HYDERABAD, Nov 9: Councillors and NGO activists said at a seminar here on Sunday that council members were never consulted about preparation of budget and were always asked to pass the document prepared by municipal officers and secretaries.
The seminar on “Budget allocations in local government for marginalised sections of society” was organised by the South Asia Partnership in collaboration with We Journalists at a hotel. The speakers said that budget was passed every year without any input from councillors and nazims.
Qazi Basheer, former director of local government, said that he had observed in the course of his service that officers were in the habit of just modifying the budget of outgoing fiscal year to prepare a new budget.
He called for budgets that should be rights-based and poor-friendly and said that British rulers were people-friendly because they used to take feedback from local population before allocating funds.
Majority of speakers including councillors and NGOs’ activists who were working in local bodies sector were of consensus opinion that local bodies’ members were not consulted in preparation of budgets.
They hit out at parliamentarians and said that they had no vision to improve the lot of their electorates.
Sarwar Abbasi, a councillor from Larkana, said that councillors did not have any say in local government affairs. Funds meant for union councils often found their way to meeting fuel expenses of nazims and paying salaries of staff, he said, adding that even Nisar Khuhro, MPA from his area, did not visit his constituency.
Javed Bhatti, an NGO activist from Badin, said that they normally came to know about passing of district government’s budget through newspapers. Taluka municipal officers and union councils’ secretaries prepared budget after mutual consultation, he said.
He said that funds out of monthly grant for UCs should be utilised for carrying out development works in the area.
Dr Rubi Dharam Das, a member of Umerkot district council, said that members were handed stacks of budget documents in which they had zero input. “We normally pass ready-made budgets because influence is always there,” she said.
Ali Hassan Mahar of Village Development Organisation Ghotki said that the first round of LB polls were considered as exercise and there was hope that in the second round things would start improving but unfortunately situation had only worsened.
He criticised even parliamentarians for their lack of vision. “Around Rs500,000 were spent Sindh chief minister’s visit to Ghotki but what our MPA demanded of him was that a hospital should be named after Shaheed Benazir Bhutto. He didn’t ask the chief executive to give equipment to the hospital, upgrade it or ensure availability of doctors,” he said.
SAP coordinator Zulfikar Shah dilated on the question of provincial autonomy without which, he believed, conditions could not improve at grass-root level.

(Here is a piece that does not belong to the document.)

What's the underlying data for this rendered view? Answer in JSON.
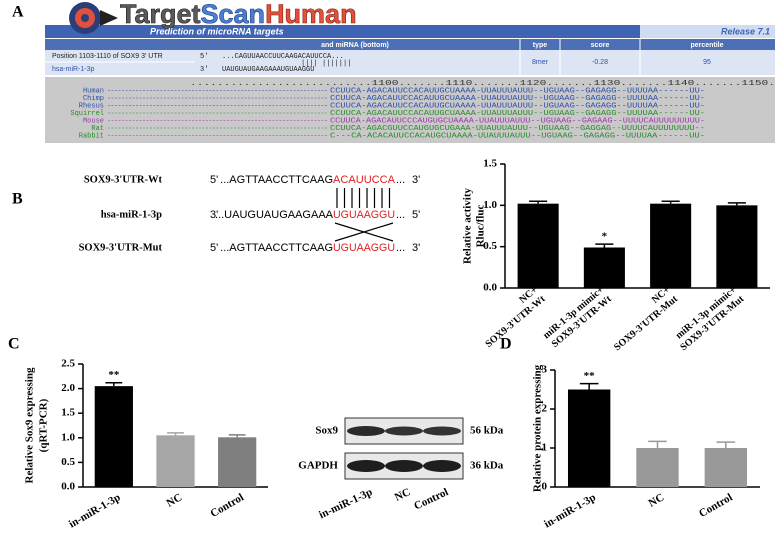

Sindh had a surplus of Rs4 million but then onwards it was having a deficit budget. Only three per cent and seven per cent improvement had been witnessed in road and sewerage sector during last eight years which was not appreciable.
He called for activating 268 monitoring committees and decentralisation of political structure with an effective bureaucracy and supported women’s representation in the system.
Yamin Memon, PhD in development sector, said that present LB system had been borrowed from the developed countries where it had been working successfully.
Actually, political will was required to make the system workable with proper monitoring, he stressed.
Jaffar Memon of We Journalists, Ghaffar Malik, Iqbal Mallah and Nazeer Qureshi also spoke at the seminar.